Childhood Favorites...The Hundred Dresses

Childhood favorites. Everyone has a favorite book or author from childhood. A book that touched them or changed them. A book that perhaps initiated their love of reading and put them on the path of libraries and learning.


Childhood Favorites is a monthly series focusing on beloved books from the past. 

Wanda is a Polish immigrant who wears the same faded dress each day, but talks about the hundred dresses she has at home. Peggy, a girl in her class, begins taunting and teasing her and Peggy's best friend Maggie stands to the side and doesn't interfere, event though she knows it's wrong. Maggie herself wears second-hand clothes and doesn't want to be teased if Peggy decides to bully someone else.
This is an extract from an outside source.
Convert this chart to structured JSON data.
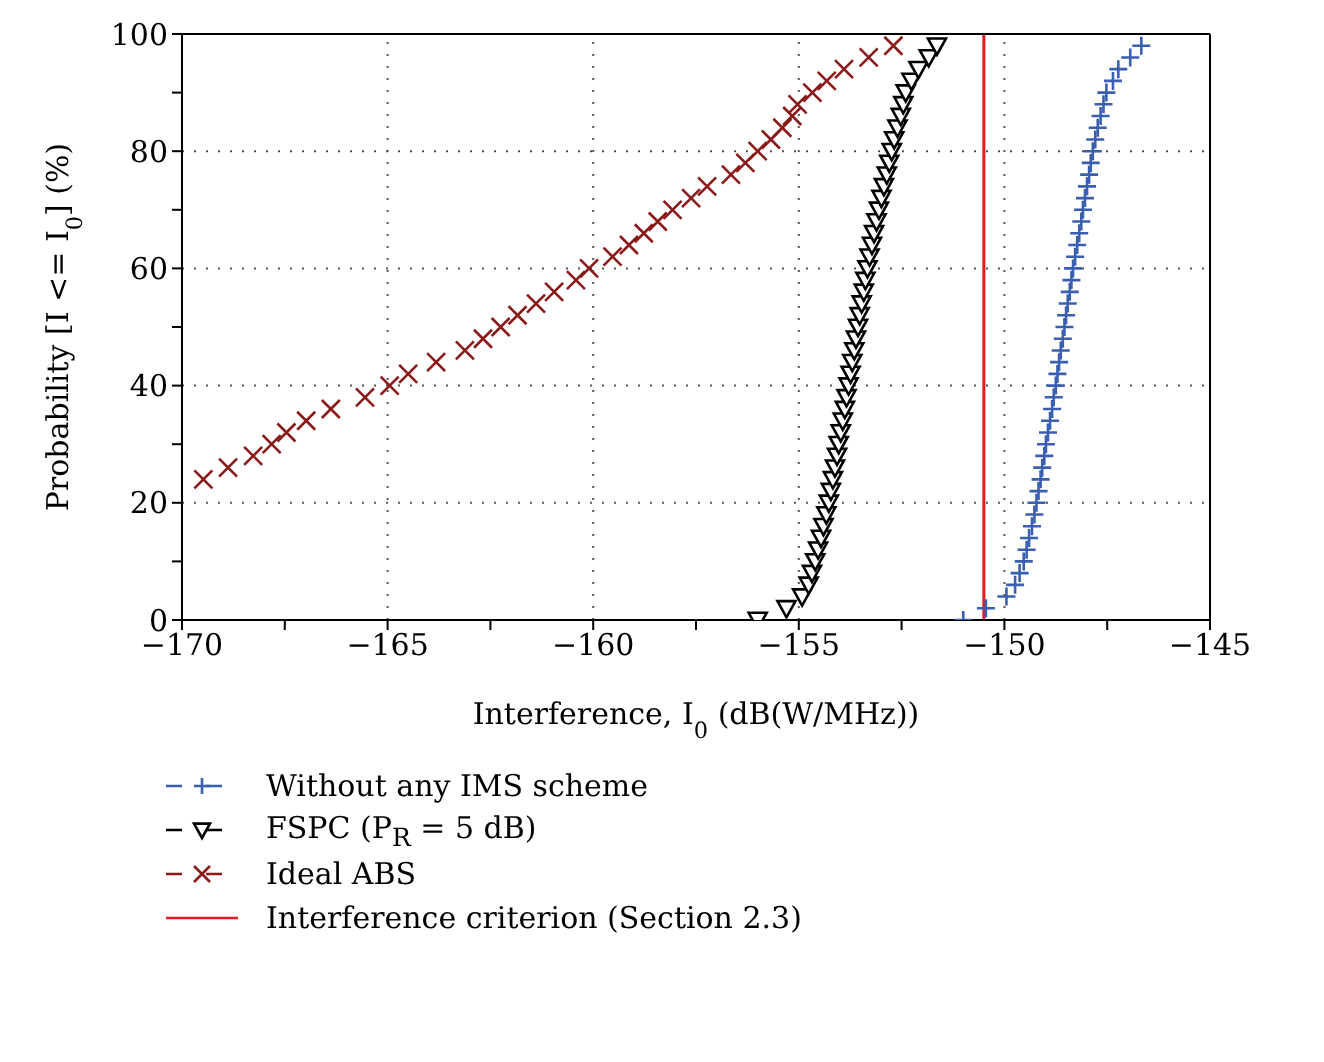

Wanda wins an art contest with one hundred drawings of dresses and her father moves his family to the city where they won't be the only immigrants and where his children won't be singled out. Peggy and Maggie realize too late that they can't apologize to Wanda because she has left, but Maggie vows she will never stand by and watch someone picked on again.

Looking back on this story, I realized that it is one of the best books about bullying. When I read it though, bullying wasn't a term we used. Nor were terms like peer pressure or self-esteem. It wasn't something discussed in the detail that it is now. Kids picked on kids and, for the most part, you just dealt with it. We have much more of an awareness now, but as I was growing up and certainly when this book was written, it wasn't a subject we talked about.

What about you? What is one of your childhood favorites?